Lost 10 points on CK just this weekend bc they are claiming I lost an account. Nothing here is different.
Since they are not used by most creditors, I would concur that their worth, when it comes to using your credit score in an application process, is of little value.
For that reason alone, I would not use them.
However, I would not go so far as to say they are "officially worthless."
They show patterns, and alert you to problems, and their potential impact. They thus have value in monitoring the general impact of events on your score. But they are not useful in quatifying that impact when it comes to ultimate use of your credit score.
Many consumers rely on FAKO scores for tracking, often because they are included with many creditor monitoring plans.
As long as one knows that they must pull their FICO-generated score when involved in a credit process, I dont think the FAKO score monitoring is totall useless.
@RobertEG wrote:Since they are not used by most creditors, I would concur that their worth, when it comes to using your credit score in an application process, is of little value.
For that reason alone, I would not use them.
However, I would not go so far as to say they are "officially worthless."
They show patterns, and alert you to problems, and their potential impact. They thus have value in monitoring the general impact of events on your score. But they are not useful in quatifying that impact when it comes to ultimate use of your credit score.
Many consumers rely on FAKO scores for tracking, often because they are included with many creditor monitoring plans.
As long as one knows that they must pull their FICO-generated score when involved in a credit process, I dont think the FAKO score monitoring is totall useless.
I would feel a lot differently about FAKO scores if that were true.
The reality is they do not show patterns.
When your FICO goes up, your FAKO can go down, stay the same or go up.
When your FICO goes down, your FAKO can go up, stay the same or go down.
When your FICO stays the same, your FAKO can go up, go down, or stay the same.
They are not dependable in alerting you to problems or their potential impact.
For the same reasons stated above - that is when your FAKO goes up, stays the same, or goes down - your FICO will or will not follow the same pattern. IME, there very very frequently movement on FAKO when there is no movement on FICO and vice versa.
Because FAKO's do not show patterns and do not alert you to problems, I find them useless. And I've spent a good amount of time and money looking for any useful patterns.

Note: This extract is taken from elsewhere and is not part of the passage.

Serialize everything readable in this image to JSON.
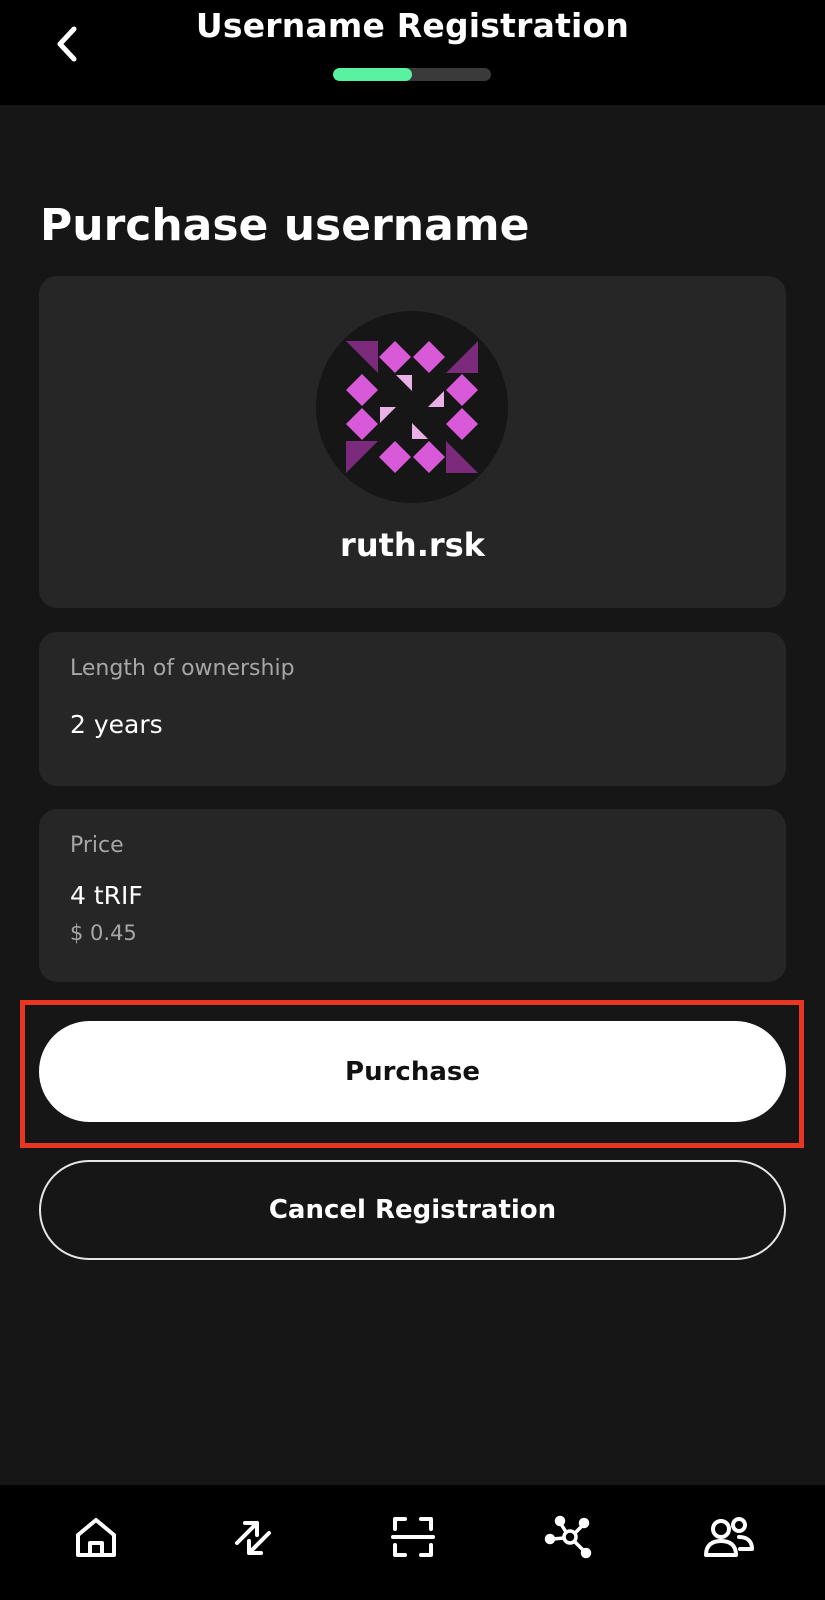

Because FAKO's alert you to non-issues and repeatedly offer consumers false hope in false high FAKO scores, or conversely false despair in low FAKO scores, I find them misleading. We repeatedly and frequently have posts on these forums from folks who think they're ready for a financial move when in fact they are not, and from folks who think they're hopelessly far away from a FICO score goal when they have in fact surpassed it.
In addition, the FAKO scores come complete with advice. Following FAKO advice can, and will, lower FICO scores.
To add, in OP's example, the FAKO isn't even factoring in the length of history of a recently closed tradeline that's on his/her report. In other examples, this same service is completely ignoring active and open tradelines.
In my experience FAKO scores are not completely worthless ~ they can be compared against themselves, just not against FICO® as others have pointed out.
I was recently declined for a few credit products, and based on my historical records of my FAKO scores I was able to identify an update on my reports that triggered both a subsequent FAKO and FICO® score drop.